Wichtig ist es immer, eine Idee zu haben, wohin sich das Stück bewegen soll. Wenn ich meine Arrangements schreibe, ist die erste Instanz immer die Melodie. Da muss ich für mich etwas finden, das mit der Geige kompatibel ist. Danach geht es dann ans Klavier, damit die Idee reifen kann. Und die Orchesterstimmen entstehen eigentlich erst, wenn ich mir klar bin, welche Dimensionen es annehmen soll und welche Varianten man einbauen könnte.
Bei Ihrer letzten Tour wurden viele Stücke im Kammerformat neu arrangiert. Diesmal also eher die symphonische Gegenrichtung?
Schon, aber der Titel hat eigentlich einen anderen Ursprung. Das muss ja vor allem auf dem Cover gut aussehen. Deshalb bastle ich da auch selber immer mit dem Filzstift rum. (Lacht.) Nein, es kommt daher, dass es diesmal nur Stücke sind, die nach dem Jahr 2000 entstanden sind. Ich wollte bewusst Songs, deren Originale noch sehr frisch im Kopf sind. Und das erklärt der Titel kurz und knackig.
Crossover-Projekten wird gerne vorgeworfen, einfach nur ein „Best-of“ aus den Charts zu nehmen und dann alles in einen Topf zu werfen. Eine unfaire Kritik?
„Best-of“ ist für mich eher ein Kompliment. Denn die Vielfalt in der Musik hat in den letzten Jahren schon gelitten. Songs werden einfacher und kommen schneller auf den Punkt, wodurch beim Songwriting ganz neue Strukturen entstehen. Trotzdem gibt es sehr wohl immer noch tolle Songs.
Besteht die Kunst heute darin, aus wenig möglichst viel zu machen?
Ich denke, dass gut 80 Prozent aller Songs lediglich auf zwei bis drei Harmonien basieren. Aber das ist auch bei den meisten bekannten Hits der Beatles so, obwohl sie natürlich auch viel Experimentelles gewagt haben. Oder nehmen wir das Allegretto aus der siebten Symphonie von Beethoven. Das sind auch nur wenige Akkorde, aber es ist einfach genial gemacht. Gute Musik ist eben gute Musik.
Eine große Überraschung war für viele wahrscheinlich, als 2023 Ihr erstes Klavierkonzert mit Olga Scheps als Solistin uraufgeführt wurde. Wie kam es dazu?
Ein Geigenkonzert wäre zu naheliegend gewesen. Ich schreibe seit Jahren meine Arrangements und werde trotzdem immer wieder gefragt, wer das denn für mich macht. Das Klavier war jetzt so weit weg von mir, dass alle einfach davon ausgehen müssen, dass ich es tatsächlich selbst geschrieben habe.
Nicht nur das. Bei der zweiten Aufführung waren Sie auch selbst als Dirigent im Einsatz.
Ich war mit der Uraufführung nicht so glücklich und habe zu Olga gesagt: Lass uns das doch noch einmal machen. Und nachdem ich logischerweise jede Note kenne, dachte ich mir, bei dem Stück werde ich das schon hinkriegen. Es war eine gute Erfahrung, weil du dem Orchester in den Proben mitgeben kannst, was du dir vorgestellt hast.
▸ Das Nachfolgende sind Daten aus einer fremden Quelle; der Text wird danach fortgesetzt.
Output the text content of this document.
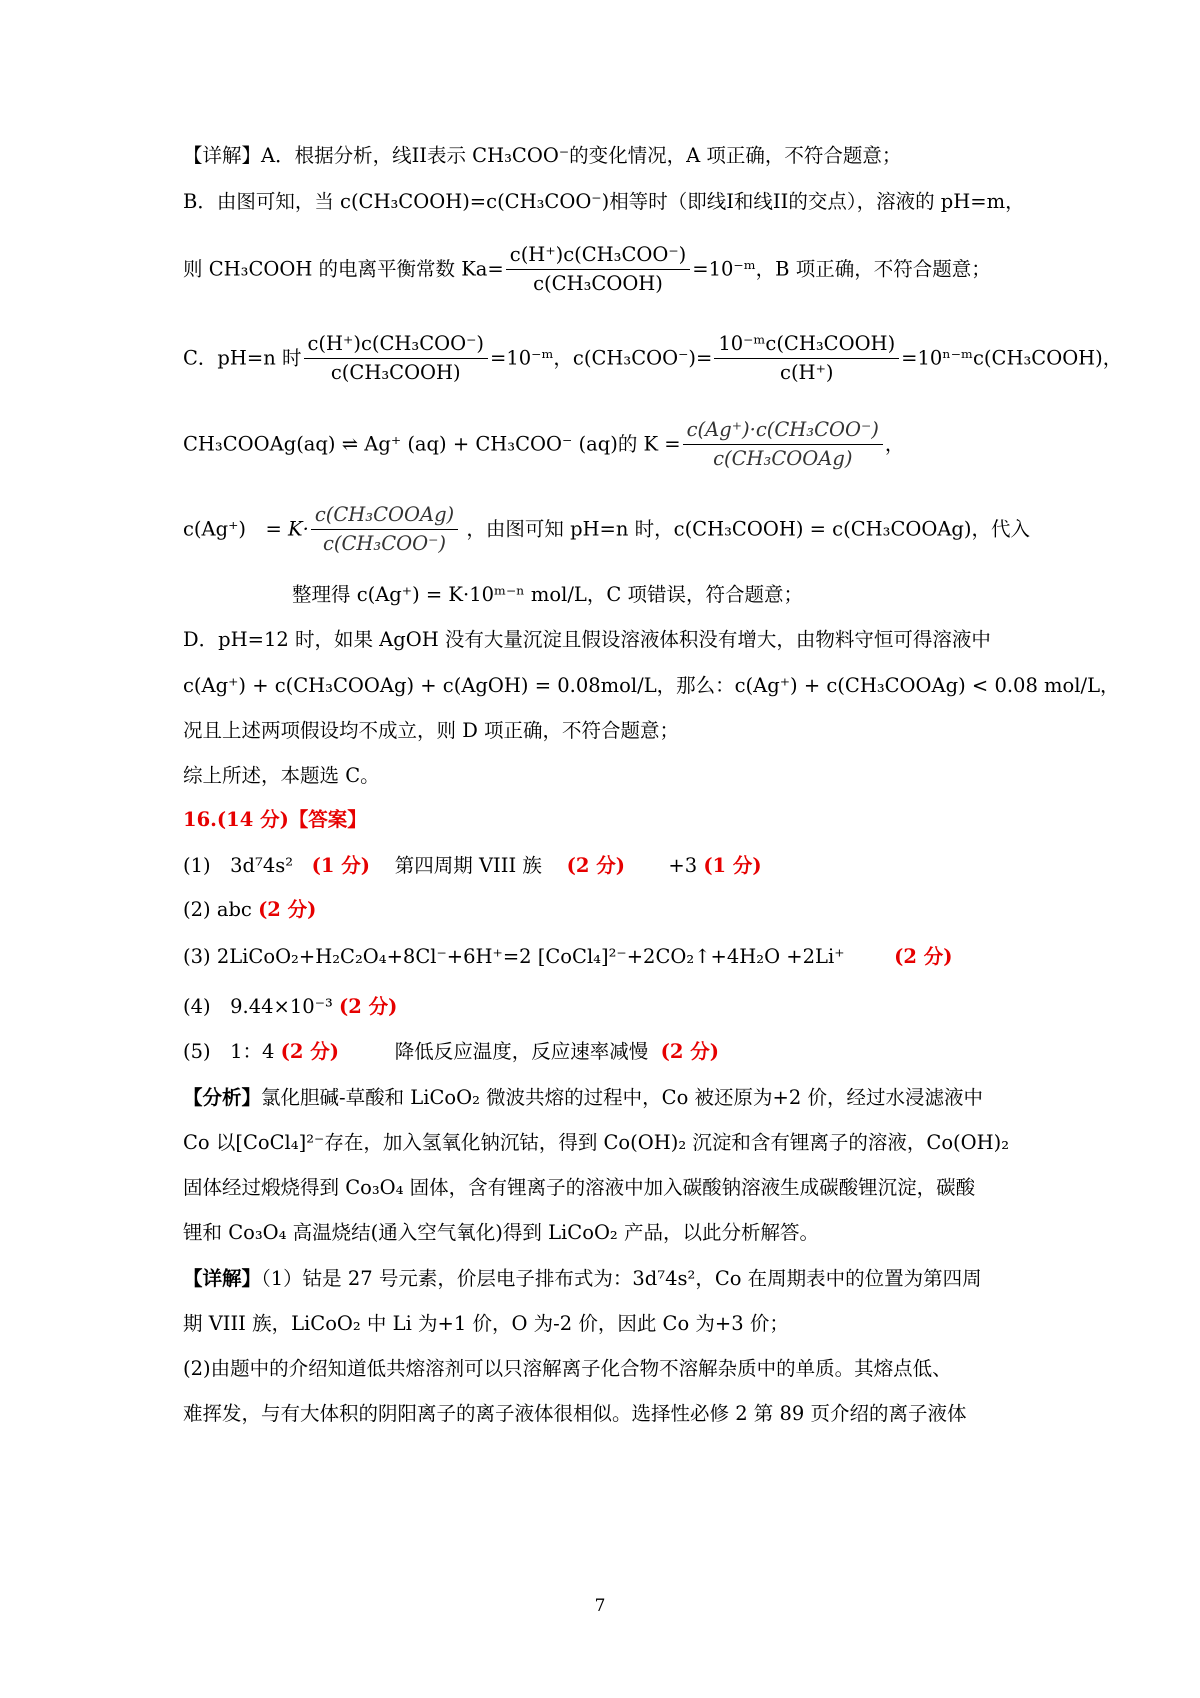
【详解】A．根据分析，线II表示 CH₃COO⁻的变化情况，A 项正确，不符合题意；
B．由图可知，当 c(CH₃COOH)=c(CH₃COO⁻)相等时（即线I和线II的交点），溶液的 pH=m，
则 CH₃COOH 的电离平衡常数 $Ka= \frac{\text{c(H⁺)c(CH₃COO⁻)}}{\text{c(CH₃COOH)}}$ =10⁻ᵐ，B 项正确，不符合题意；
C．pH=n 时 $\frac{\text{c(H⁺)c(CH₃COO⁻)}}{\text{c(CH₃COOH)}}$ =10⁻ᵐ，$c(CH_3COO^-)= \frac{\text{10⁻ᵐc(CH₃COOH)}}{c(H^+)}$ =10ⁿ⁻ᵐc(CH₃COOH)，
CH₃COOAg(aq) ⇌ Ag⁺ (aq) + CH₃COO⁻ (aq)的 $K = \frac{\text{c(Ag⁺)·c(CH₃COO⁻)}}{\text{c(CH₃COOAg)}}$ ，
c(Ag⁺)　= $K\cdot \frac{\text{c(CH₃COOAg)}}{\text{c(CH₃COO⁻)}}$ ，由图可知 pH=n 时，c(CH₃COOH) = c(CH₃COOAg)，代入
整理得 c(Ag⁺) = K·10ᵐ⁻ⁿ mol/L，C 项错误，符合题意；
D．pH=12 时，如果 AgOH 没有大量沉淀且假设溶液体积没有增大，由物料守恒可得溶液中
c(Ag⁺) + c(CH₃COOAg) + c(AgOH) = 0.08mol/L，那么：c(Ag⁺) + c(CH₃COOAg) < 0.08 mol/L，
况且上述两项假设均不成立，则 D 项正确，不符合题意；
综上所述，本题选 C。
16.(14 分)【答案】
(1)　3d⁷4s² (1 分) 第四周期 VIII 族 (2 分) +3 (1 分)
(2) abc (2 分)
(3) 2LiCoO₂+H₂C₂O₄+8Cl⁻+6H⁺=2 [CoCl₄]²⁻+2CO₂↑+4H₂O +2Li⁺	(2 分)
(4)　9.44×10⁻³ (2 分)
(5)　1：4 (2 分)	降低反应温度，反应速率减慢 (2 分)
【分析】氯化胆碱-草酸和 LiCoO₂ 微波共熔的过程中，Co 被还原为+2 价，经过水浸滤液中
Co 以[CoCl₄]²⁻存在，加入氢氧化钠沉钴，得到 Co(OH)₂ 沉淀和含有锂离子的溶液，Co(OH)₂
固体经过煅烧得到 Co₃O₄ 固体，含有锂离子的溶液中加入碳酸钠溶液生成碳酸锂沉淀，碳酸
锂和 Co₃O₄ 高温烧结(通入空气氧化)得到 LiCoO₂ 产品，以此分析解答。
【详解】（1）钴是 27 号元素，价层电子排布式为：3d⁷4s²，Co 在周期表中的位置为第四周
期 VIII 族，LiCoO₂ 中 Li 为+1 价，O 为-2 价，因此 Co 为+3 价；
(2)由题中的介绍知道低共熔溶剂可以只溶解离子化合物不溶解杂质中的单质。其熔点低、
难挥发，与有大体积的阴阳离子的离子液体很相似。选择性必修 2 第 89 页介绍的离子液体
7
Also eine mögliche Zweitkarriere?
Ich habe wahnsinniges Glück, ein Publikum zu haben, das seit Jahren alle meine musikalischen Reisen mitmacht. Ob ich auch andere Komponisten dirigieren würde, weiß ich nicht. Ich will nichts ausschließen. Aber aktuell bin ich mit der Geige noch gut beschäftigt.